As a group, the employees’ guess was more accurate than Best Buy’s official projection. But, Mr. Severts recalls, the forecasting director for gift-card sales said her team felt humiliated.

As a result, Mr. Severts says he learned to keep his experiments from seeming like personal attacks on the competence of his fellow managers. He explains his work at employee gatherings, using PowerPoint presentations that compare Best Buy to a centrally planned economy like the Soviet Union and feature portraits of Joseph Stalin and Mao Zedong. Those leaders, like many managers in big companies, were prone to bad decisions because they were too far from the front lines, Mr. Severts says.

In 2006, armed with Mr. Anderson’s support, a $50,000 budget and some volunteers, Mr. Severts widened his experiment to include a prediction market.

To spark interest in trading, Mr. Severts listed stocks on political contests and DVD sales; one asked how often Mr. Anderson, the CEO, would use the expression “lifestyle groups” during a conference call.

Mr. Severts moved slowly, wary of ruffling more feathers or forcing his ideas on skeptical managers. Seeking more credibility for his results, he enlisted researchers from the University of Chicago to study how market guesses compared with official forecasts. He hopes to get the results later this year.

Other Best Buy managers have started floating stocks. Earlier this year, Rob Rausch, a senior manager two levels below Mr. Severts, created a stock to gauge the likely reaction to a price increase for PC maintenance services. Managers of Best Buy’s private-label business floated a stock to help predict sales of a new digital-TV converter box.

Despite Mr. Anderson’s encouragement, employees say most of Best Buy’s management innovation still emerges from isolated pockets of the company, and depends on the benevolence of bosses who permit work on pet projects.

Mr. Severts says he is glad Mr. Anderson doesn’t force reluctant managers to change their ways. “Nothing would squeeze the life out of TagTrade faster than putting it at the top of a priority list,” he says.

One of Mr. Severts’s latest stocks asked if Best Buy’s information-technology department would finish a planned systems upgrade by mid-September. The market correctly forecast that the department would miss its deadline, but Mr. Severts noticed a glitch: most of the tech work was done by employees of consulting firm Accenture Ltd., who didn’t have access to TagTrade. He proposed opening the market to them as well; Accenture managers say they are interested in participating.

Copyright 2008 Dow Jones & Company, Inc.

Monday, September 8th, 2008
Prediction markets: the future of decision-making

What if your boss, rather than dismissing you off hand when you suggested a different way of doing something, let you bet on the fact that your idea was better. And paid you if you were right.

That is the premise of prediction markets – a tool companies are increasingly using to make better decisions by allowing employees to trade in a mock stock market based on information they have about the business.

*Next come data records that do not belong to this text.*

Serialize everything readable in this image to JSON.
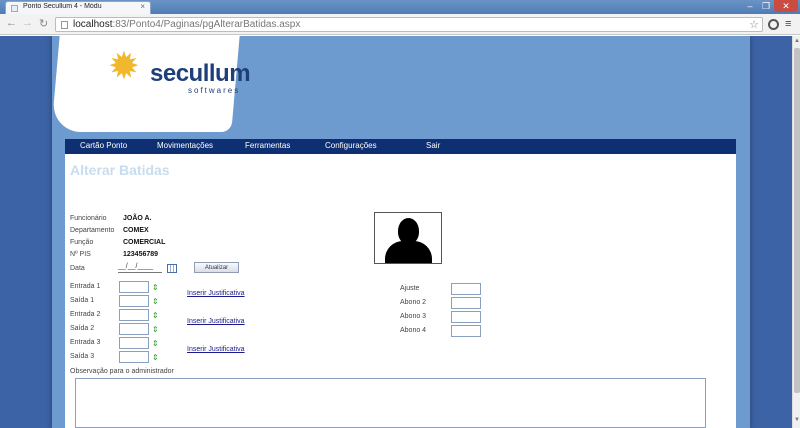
{
  "browser": {
    "tab_title": "Ponto Secullum 4 - Módu",
    "url_host": "localhost",
    "url_rest": ":83/Ponto4/Paginas/pgAlterarBatidas.aspx"
  },
  "logo": {
    "name": "secullum",
    "sub": "softwares",
    "star": "✹"
  },
  "nav": [
    "Cartão Ponto",
    "Movimentações",
    "Ferramentas",
    "Configurações",
    "Sair"
  ],
  "page": {
    "title": "Alterar Batidas"
  },
  "employee": {
    "funcionario_label": "Funcionário",
    "funcionario_value": "JOÃO A.",
    "departamento_label": "Departamento",
    "departamento_value": "COMEX",
    "funcao_label": "Função",
    "funcao_value": "COMERCIAL",
    "pis_label": "Nº PIS",
    "pis_value": "123456789"
  },
  "date": {
    "label": "Data",
    "value": "__/__/____",
    "update_button": "Atualizar"
  },
  "entries": [
    {
      "label": "Entrada 1"
    },
    {
      "label": "Saída 1"
    },
    {
      "label": "Entrada 2"
    },
    {
      "label": "Saída 2"
    },
    {
      "label": "Entrada 3"
    },
    {
      "label": "Saída 3"
    }
  ],
  "justify_link": "Inserir Justificativa",
  "ajustes": {
    "ajuste_label": "Ajuste",
    "abono2_label": "Abono 2",
    "abono3_label": "Abono 3",
    "abono4_label": "Abono 4"
  },
  "observation_label": "Observação para o administrador",
  "icons": {
    "arrow": "⇕",
    "back": "←",
    "forward": "→",
    "reload": "↻",
    "star": "☆",
    "menu": "≡"
  },
  "colors": {
    "page_background": "#3c63a6",
    "container": "#6d9bcf",
    "navbar": "#0f2f73",
    "title": "#c8dcef",
    "logo_star": "#f1b82d",
    "logo_text": "#1f3f7a"
  }
}
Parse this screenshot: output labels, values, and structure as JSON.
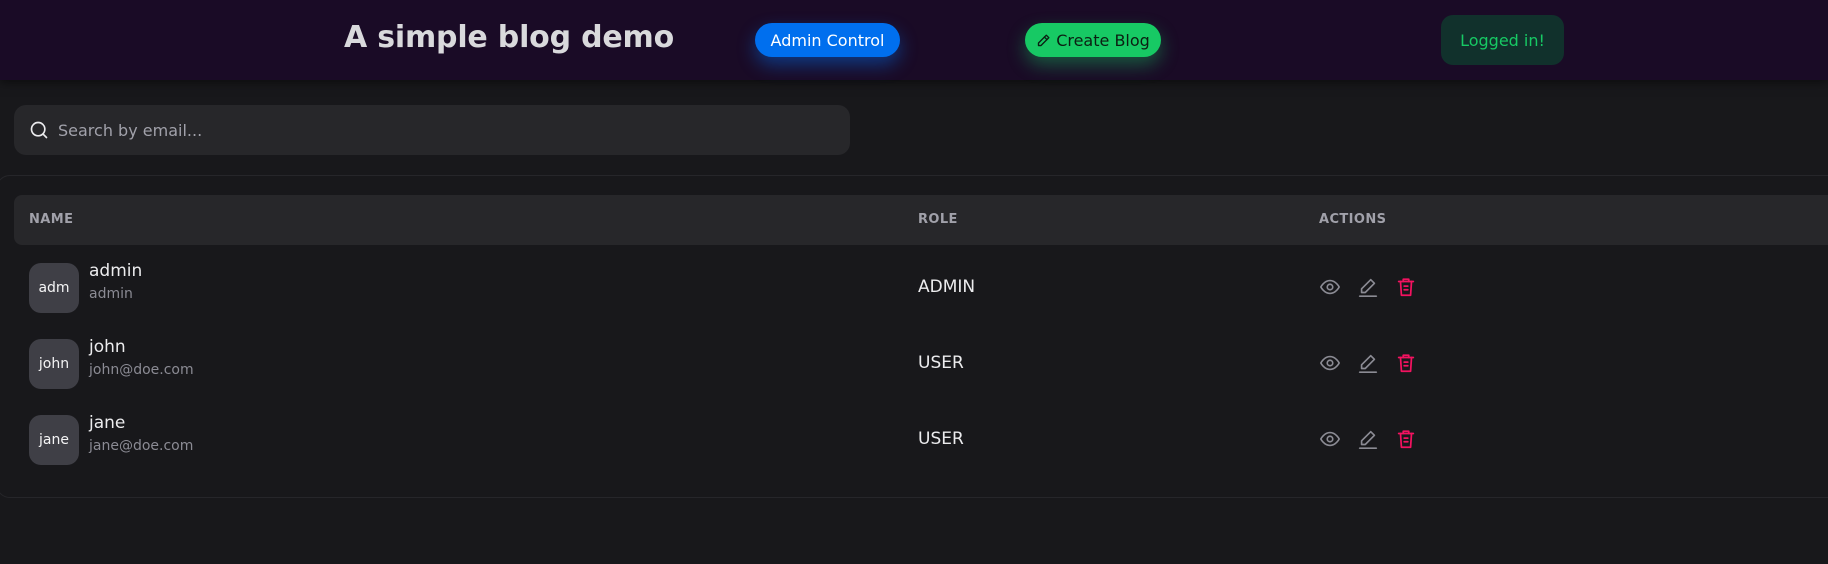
{
  "header": {
    "title": "A simple blog demo",
    "admin_button": "Admin Control",
    "create_button": "Create Blog",
    "status_badge": "Logged in!"
  },
  "search": {
    "placeholder": "Search by email...",
    "value": "",
    "icon": "search-icon"
  },
  "table": {
    "columns": [
      "NAME",
      "ROLE",
      "ACTIONS"
    ],
    "rows": [
      {
        "avatar": "adm",
        "name": "admin",
        "email": "admin",
        "role": "ADMIN"
      },
      {
        "avatar": "john",
        "name": "john",
        "email": "john@doe.com",
        "role": "USER"
      },
      {
        "avatar": "jane",
        "name": "jane",
        "email": "jane@doe.com",
        "role": "USER"
      }
    ],
    "action_icons": [
      "eye-icon",
      "pencil-icon",
      "trash-icon"
    ]
  },
  "colors": {
    "header_bg": "#1a0b26",
    "primary": "#006fee",
    "success": "#17c964",
    "danger": "#f31260",
    "page_bg": "#18181b"
  }
}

They work a little like a futures market. Say a company wants to release a new product but is unsure whether a launch date can be achieved. It creates a market for a prediction that the product will launch in a given month. Employees are then given a fixed amount of a mock currency they then use to trade contracts in that future.

Those who think it is likely the product will launch in that month will buy the future, and the price goes up. Those who don’t, sell, sending the price down.

At the end of the trading period, the value of the contracts that have been bought and sold are tallied, and those traders who have been most successful are given cash prizes or bonuses.

The company benefits since the final ‘price’ reflects a broadly based forecast of the likelihood that a given launch date can be achieved.

Several large American firms – including Google, GE, Hewlett-Packard, and Best Buy – have begun using prediction markets to help make assessments about all kinds of projections, including how customer numbers will grow, what demand will be for a product, and when it will launch.

Companies can also set up more complex trading systems which allow employees not only to trade in a given prediction but also to make their own estimates of when they think a product will launch, say, and trade contracts in that future.

Two recent reports – by McKinsey, the management consultancy, and Forrester, the analyst – have suggested that such markets are likely to grow in importance, particularly as the technology which facilitates them becomes cheaper and more widespread.

The advantages, exponents say, are many: the trading system gives employees an incentive to share information they have that may be valuable: although the currency is artificial, the cash rewards are real.

A market also aggregates knowledge more efficiently, as employees can – in effect – give feedback to their boss by trading more or less aggressively on information they have. The social and cultural issues which may have prevented an employee from sharing information are also, in theory, swept aside, because all trades are anonymous.

Companies that have used prediction markets say they provide more accurate information about aspects of their business than could be learnt by more traditional methods, such as polling employees or consulting outside experts.

In one instance, a malfunction in the furnace of a chip manufacturer led employees at the factory to update their positions on future yield more quickly than could employees elsewhere.

Google, the search giant, has been using such markets since 2005 to estimate – among other things – traffic volumes, and when its international offices will open.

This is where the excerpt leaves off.